Extending Python with Cython

Questions

How does runtime performance of Python compare to languages like C, C++ or Fortran?
How do we use code written in other languages from within Python? In what situations is this useful?

Objectives

Understand how compiled extension modules can speed up code execution.
Build your first compiled extension module with Cython.
Learn to optimize your Cython code with static type declarations.
Learn to use Numpy arrays in Cython code and implement common performance enhancements for Cythonized arrays.

Callout

Using Cython requires that you have a working environment for compiling C code. This goes beyond the software requirements for this course, so the teaching will be given in form of demonstrations and no exercises. You may still follow along with the code examples but you will need to have Cython and a working C compiler available. You can install both to your Conda environment with conda install -c conda-forge cython c-compiler.

Python and performance

Interpreted languages like Python are rather slow to execute compared to languages like C or Fortran that are compiled to machine code ahead of execution. Python in particular is both strongly typed and dynamically typed: this means that all variables have a type that matters for operations that can be performed on the variable, and that the type is determined only during runtime by the Python interpreter. The interpreter does a lot of “unboxing” of variable types when performing operations, and this comes with significant overhead. For example, when just adding two integers

a = 7
b = 6
c = a + b

the Python interpreter needs to:

Check the types of both operands

Check whether they both support the + operation

Extract the function that performs the + operation (due to operator overloading objects can have a custom definition for addition)
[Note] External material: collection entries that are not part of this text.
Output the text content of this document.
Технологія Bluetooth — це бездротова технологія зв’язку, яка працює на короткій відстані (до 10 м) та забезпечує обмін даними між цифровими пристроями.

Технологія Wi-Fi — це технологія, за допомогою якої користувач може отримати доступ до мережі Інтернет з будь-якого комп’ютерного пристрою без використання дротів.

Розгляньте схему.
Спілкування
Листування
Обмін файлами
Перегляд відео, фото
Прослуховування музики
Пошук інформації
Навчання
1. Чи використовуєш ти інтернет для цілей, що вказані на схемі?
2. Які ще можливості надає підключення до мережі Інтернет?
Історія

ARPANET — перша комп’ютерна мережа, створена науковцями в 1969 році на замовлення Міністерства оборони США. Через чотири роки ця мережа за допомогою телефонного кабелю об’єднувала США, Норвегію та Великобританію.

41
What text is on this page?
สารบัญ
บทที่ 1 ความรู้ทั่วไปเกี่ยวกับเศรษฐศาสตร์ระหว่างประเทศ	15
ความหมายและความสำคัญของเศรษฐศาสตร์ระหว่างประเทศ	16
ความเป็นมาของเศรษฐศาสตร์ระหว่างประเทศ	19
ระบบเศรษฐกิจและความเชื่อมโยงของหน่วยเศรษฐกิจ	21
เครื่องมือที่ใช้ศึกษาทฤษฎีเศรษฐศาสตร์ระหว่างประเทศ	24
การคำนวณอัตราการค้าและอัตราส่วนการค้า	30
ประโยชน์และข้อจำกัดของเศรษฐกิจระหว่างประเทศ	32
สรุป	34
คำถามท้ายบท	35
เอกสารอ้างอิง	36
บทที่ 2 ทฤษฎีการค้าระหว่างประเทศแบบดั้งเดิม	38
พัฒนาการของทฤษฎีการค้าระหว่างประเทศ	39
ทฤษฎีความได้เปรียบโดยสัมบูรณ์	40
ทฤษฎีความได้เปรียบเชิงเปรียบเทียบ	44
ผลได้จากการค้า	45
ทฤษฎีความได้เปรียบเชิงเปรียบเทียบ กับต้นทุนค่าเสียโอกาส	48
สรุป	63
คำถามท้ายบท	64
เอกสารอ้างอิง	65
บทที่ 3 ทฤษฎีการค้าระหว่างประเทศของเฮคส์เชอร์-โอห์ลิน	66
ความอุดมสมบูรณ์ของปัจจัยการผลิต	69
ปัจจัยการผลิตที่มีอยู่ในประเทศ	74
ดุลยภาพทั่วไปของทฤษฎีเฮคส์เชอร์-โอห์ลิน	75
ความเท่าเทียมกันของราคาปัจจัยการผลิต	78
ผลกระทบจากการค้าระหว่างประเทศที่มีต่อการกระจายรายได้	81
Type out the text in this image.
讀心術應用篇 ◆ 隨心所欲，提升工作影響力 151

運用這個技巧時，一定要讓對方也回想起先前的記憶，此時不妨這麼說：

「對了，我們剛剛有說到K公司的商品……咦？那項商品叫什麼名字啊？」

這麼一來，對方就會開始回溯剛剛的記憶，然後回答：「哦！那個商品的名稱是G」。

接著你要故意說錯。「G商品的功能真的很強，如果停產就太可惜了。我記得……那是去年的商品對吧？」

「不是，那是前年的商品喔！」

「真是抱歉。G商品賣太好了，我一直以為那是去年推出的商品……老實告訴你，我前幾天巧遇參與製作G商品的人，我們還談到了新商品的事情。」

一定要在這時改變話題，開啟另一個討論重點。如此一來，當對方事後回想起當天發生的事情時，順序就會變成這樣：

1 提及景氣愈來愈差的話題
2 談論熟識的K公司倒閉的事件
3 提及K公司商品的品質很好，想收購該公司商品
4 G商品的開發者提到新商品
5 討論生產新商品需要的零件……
Extract the actual values of the objects

Perform the + operation

Construct a new integer object for the result (“boxing”)

Meanwhile in languages like C, the types are known at compilation time, which allows the compiler to optimize many of the above steps away for better performance at runtime.

Scientific programs often include computationally expensive sections (e.g. simulations of any kind). So how do we make Python execute our code faster in these situations? Well that’s the neat part: we don’t! Instead, we write the performance critical parts in a faster language and make them usable from Python.

This is called extending Python, and usually boils down to writing C-code with Python-specific boilerplate, or using a specialized tool for generating such C code from Python code (so-called transpilers). The C-code is compiled into a shared library, in this context called a Python extension module. Most scientific Python libraries (Numpy, Scipy etc) do exactly this: their computationally intensive parts are either written in a compiled language, or they call an external library written in such language.

When working on your own Python project, you may find that there is a C library that does exactly what you need, but it doesn’t provide a Python interface. Or you may have computationally intensive code that doesn’t vectorize nicely for Numpy. In cases like these it can be useful to write your own extension modules that you then import into your Python code.

Here we discuss one popular approach for extending Python with compiled code: using a tool called Cython.

Cython

Cython is a framework for writing Python-like code that can be processed with the Cython compiler to produce optimized code. Cython is designed to provide C-like performance for code that is mostly written in Python by adding only a few C-like declarations to existing Python code. As such, Cython aims to provide the best of the both worlds: the good programmer productivity of Python together with the high performance of C. Cython also makes it easy to interact with external C/C++ code.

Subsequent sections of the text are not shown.